Pour les observateurs militaires occidentaux, formés à ce que nous considérons comme les philosophies militaires « modernes » de la guerre de manœuvre, l’approche russe du combat semble primitive, un retour à la guerre de tranchées des conflits passés, où la vie humaine était une marchandise facilement négociable en échange de quelques centaines de mètres de paysage parsemé d’obus, note Scott Ritter, un ancien officier de renseignement du corps des Marines des États-Unis.

En y regardant de plus près, et avec l’avantage de 27 mois de données accumulées, l’approche russe de la guerre apparaît comme une application progressive de l’art militaire qui prend en compte la totalité du spectre de la guerre – les tactiques des petites unités, la capacité des armes, le renseignement, les communications, la logistique, l’économie de la défense et, peut-être le plus important de tous, la réalité politique.

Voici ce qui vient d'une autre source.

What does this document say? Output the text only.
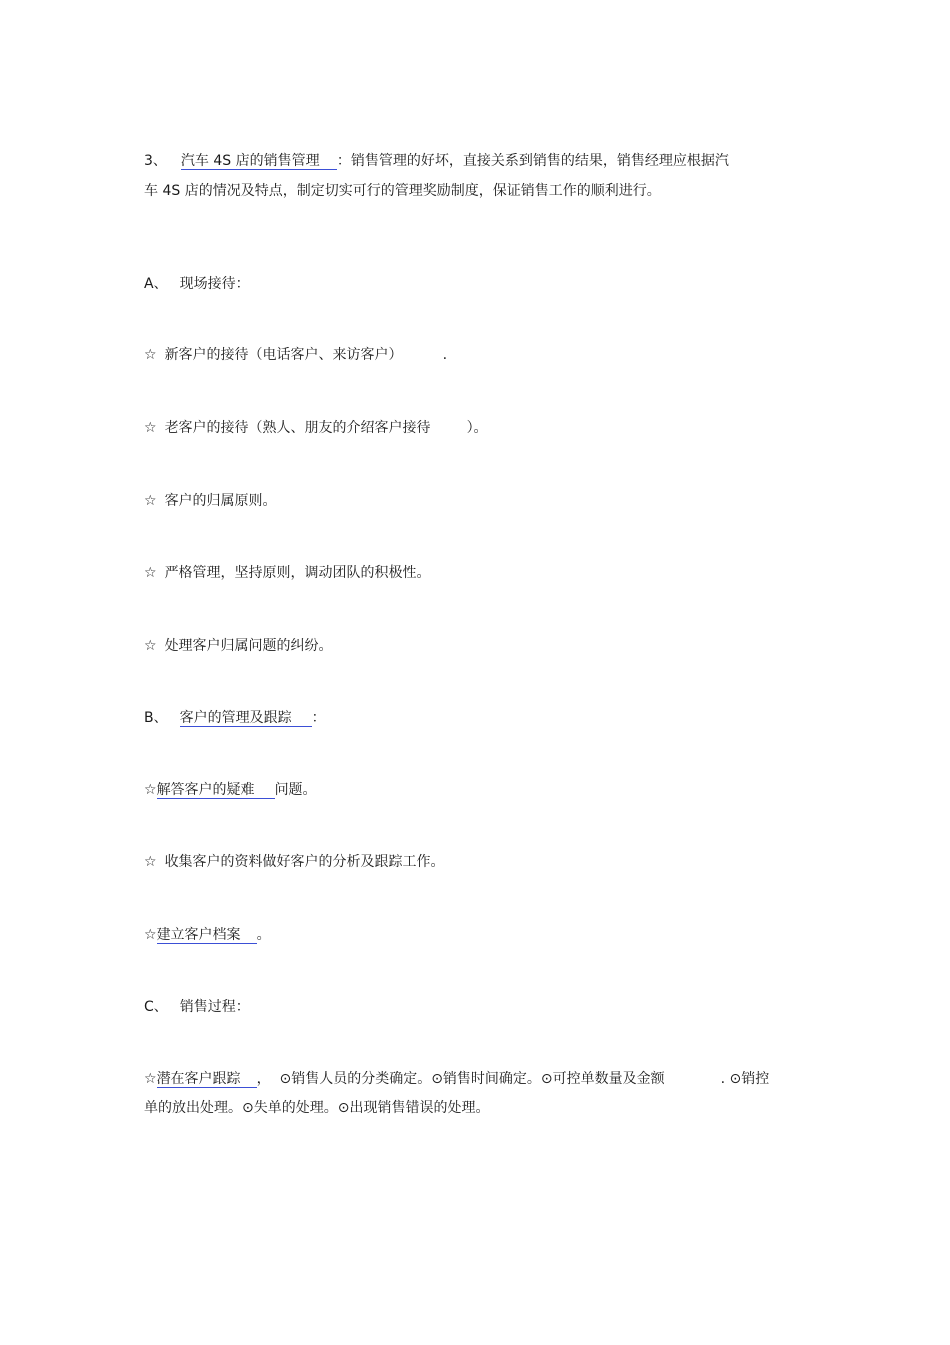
3、 汽车 4S 店的销售管理 ：销售管理的好坏，直接关系到销售的结果，销售经理应根据汽

车 4S 店的情况及特点，制定切实可行的管理奖励制度，保证销售工作的顺利进行。

A、 现场接待：

☆ 新客户的接待（电话客户、来访客户）	.

☆ 老客户的接待（熟人、朋友的介绍客户接待	）。

☆ 客户的归属原则。

☆ 严格管理，坚持原则，调动团队的积极性。

☆ 处理客户归属问题的纠纷。

B、 客户的管理及跟踪 ：

☆解答客户的疑难 问题。

☆ 收集客户的资料做好客户的分析及跟踪工作。

☆建立客户档案 。

C、 销售过程：

☆潜在客户跟踪 ，  ⊙销售人员的分类确定。⊙销售时间确定。⊙可控单数量及金额	. ⊙销控

单的放出处理。⊙失单的处理。⊙出现销售错误的处理。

Il est essentiel de garder à l’esprit que si la Russie est entrée dans le conflit face à un seul adversaire (l’Ukraine), il est apparu clairement au bout de quelques mois que Moscou était confrontée à la capacité militaire cumulée de l’Occident collectif, où le soutien financier, matériel, logistique, de commandement et de contrôle et de renseignement de l’OTAN était associé aux ressources humaines ukrainiennes pour créer une capacité militaire conçue dans l’intention d’épuiser la Russie physiquement et mentalement, de la vaincre stratégiquement en favorisant les conditions de son effondrement économique et politique.

Le fait que la Russie ait reconnu très tôt cette intention stratégique de la part de ses adversaires déclarés et non déclarés témoigne de la patience et de la vision de ses dirigeants. Les observateurs militaires extérieurs ont critiqué l’incapacité de Moscou à porter un coup fatal à l’Ukraine dès le début, attribuant cet échec à un manque de leadership et à une capacité militaire encore plus faible de la part d’une machine militaire russe soudainement jugée incompétente. Cependant, la réalité était bien différente : Moscou opérait une transition stratégique à partir d’une posture militaire de temps de paix. Elle avait initialement prévu un conflit de courte durée en contraignant le gouvernement ukrainien à la table des négociations (avant d’être contrecarrée par les partenaires occidentaux de l’Ukraine, qui ont choisi de sacrifier l’Ukraine dans l’espoir de vaincre stratégiquement la Russie au lieu d’opter pour une solution pacifique), à une posture capable d’épuiser à la fois la capacité de résistance de l’Ukraine et la capacité collective de l’Occident à soutenir Kiev sur les plans économique et politique.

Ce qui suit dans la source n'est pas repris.